Even Kejriwal, whose speeches are generally innocent of history, invokes Lal Bahadur Shastri’s resignation as railway minister after an accident to demonstrate that his resignation from the chief ministership of Delhi was an act of integrity not political cowardice. One of the many frailties of the modern Congress is that the Dauphin’s understanding of its history is as impoverished as his Hindi.
Modi’s speeches are an interesting mixture of self-congratulation, mockery and dogwhistling. So, typically, there is an extended riff on Gujarat’s achievements in infrastructure and business development and potshots at the Congress for its corruption, its responsibility for India’s economic slow-down, its failure to contain terrorism and insurgency, and its obsession with his, Modi’s, doings. The last is a neat way of referring to himself in the third person in his own speech; it also reminds his listeners that he is setting the political agenda of this election, with the Congress reduced to reacting to his charismatic presence.
The dogwhistling isn’t particularly oblique or subtle. There has been a concerted attempt to argue that Modi has run his campaign on a governance-and-growth agenda, shelving the communal divisiveness that has defined him and his party in the past. This is more than a little disingenuous, given that Modi declared in Assam that India had a duty to provide refuge for Hindu migrants from other countries, especially Bangladesh. He followed this up by saying that a national government headed by him would expel migrants who had been shipped in by politicians hoping to play ‘vote-bank’ politics, who were (it went without saying) Muslims. Also, his decision to stand for election from Benaras feeds directly into his image as the Hindu lohpurush.

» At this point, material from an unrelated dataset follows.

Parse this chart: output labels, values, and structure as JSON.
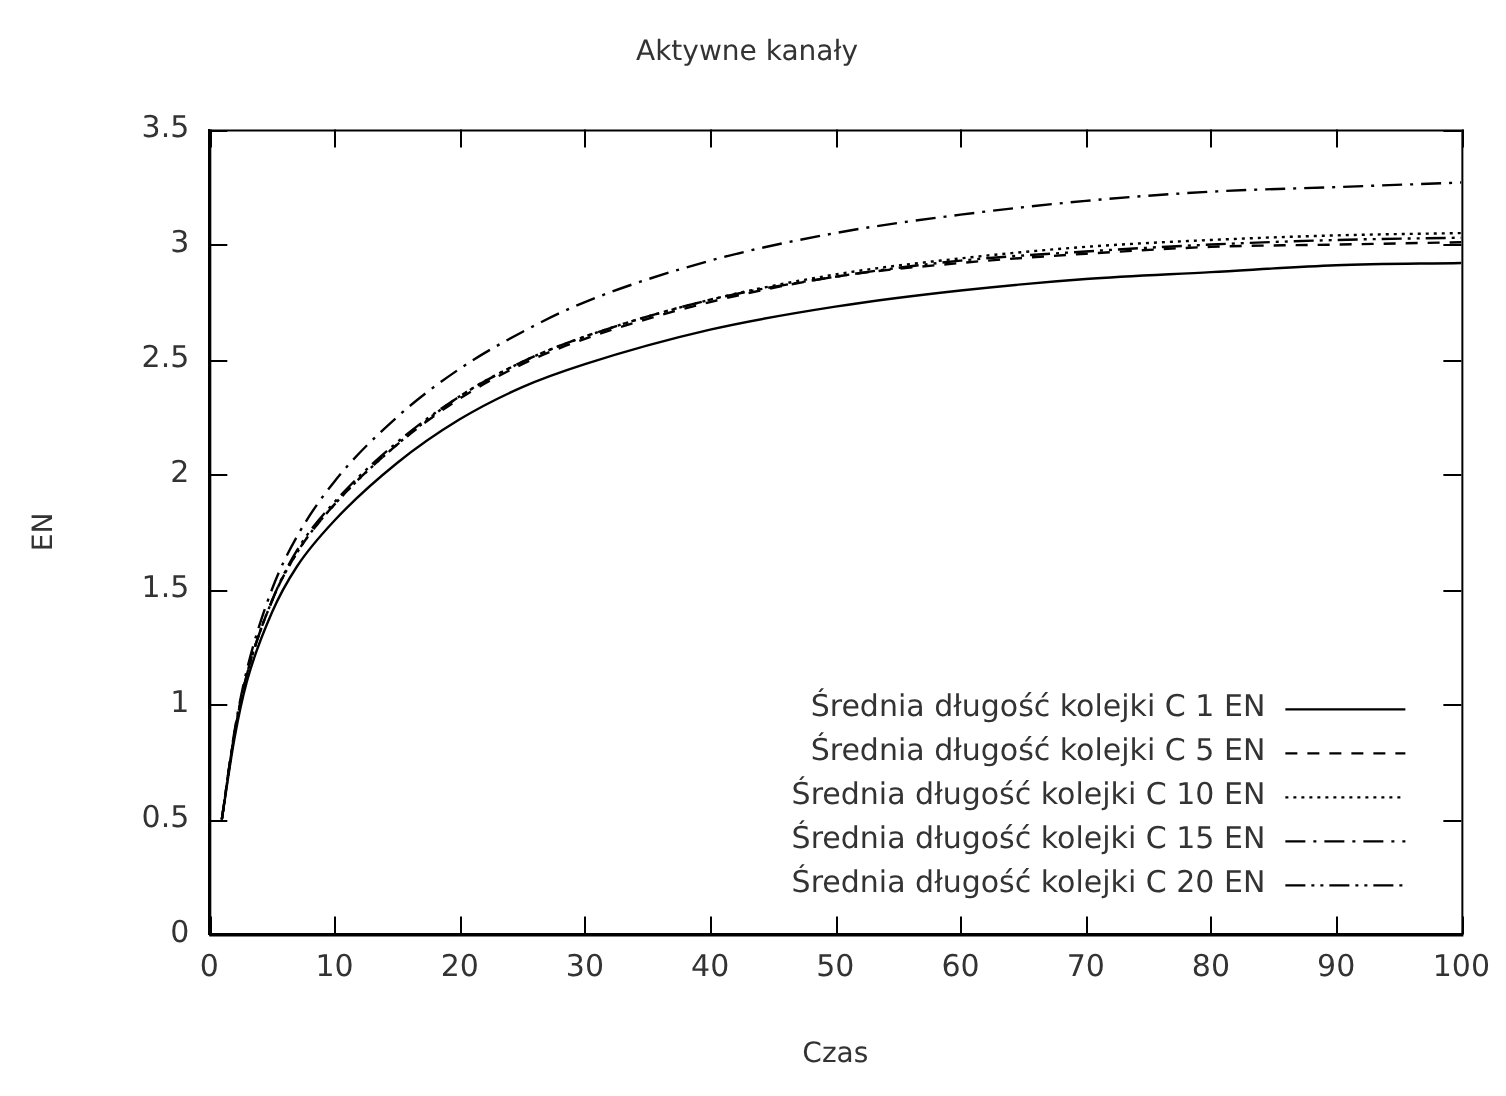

There’s a reason Kejriwal has managed to make the running in the lead up to the election despite Modi’s status as the overwhelming favourite: he is the only candidate who seems to welcome questions from the general public. Rahul can’t answer questions and Modi doesn’t want to. Kejriwal, on the other hand, thrives on interrogation. He’s forever answering questions put to him by inquisitorial anchors or studio audiences or well-fed businessmen in suits. His answers don’t satisfy everyone but he doesn’t duck questions, which is more than you can say of Modi who has made a political career out of getting huffy about the Gujarat pogrom. But when this election is done, it isn’t Kejriwal’s answers that I’ll remember; it will be his great rhetorical question: “(Arrey-O-Samba) kuain kiske hai (ré)?”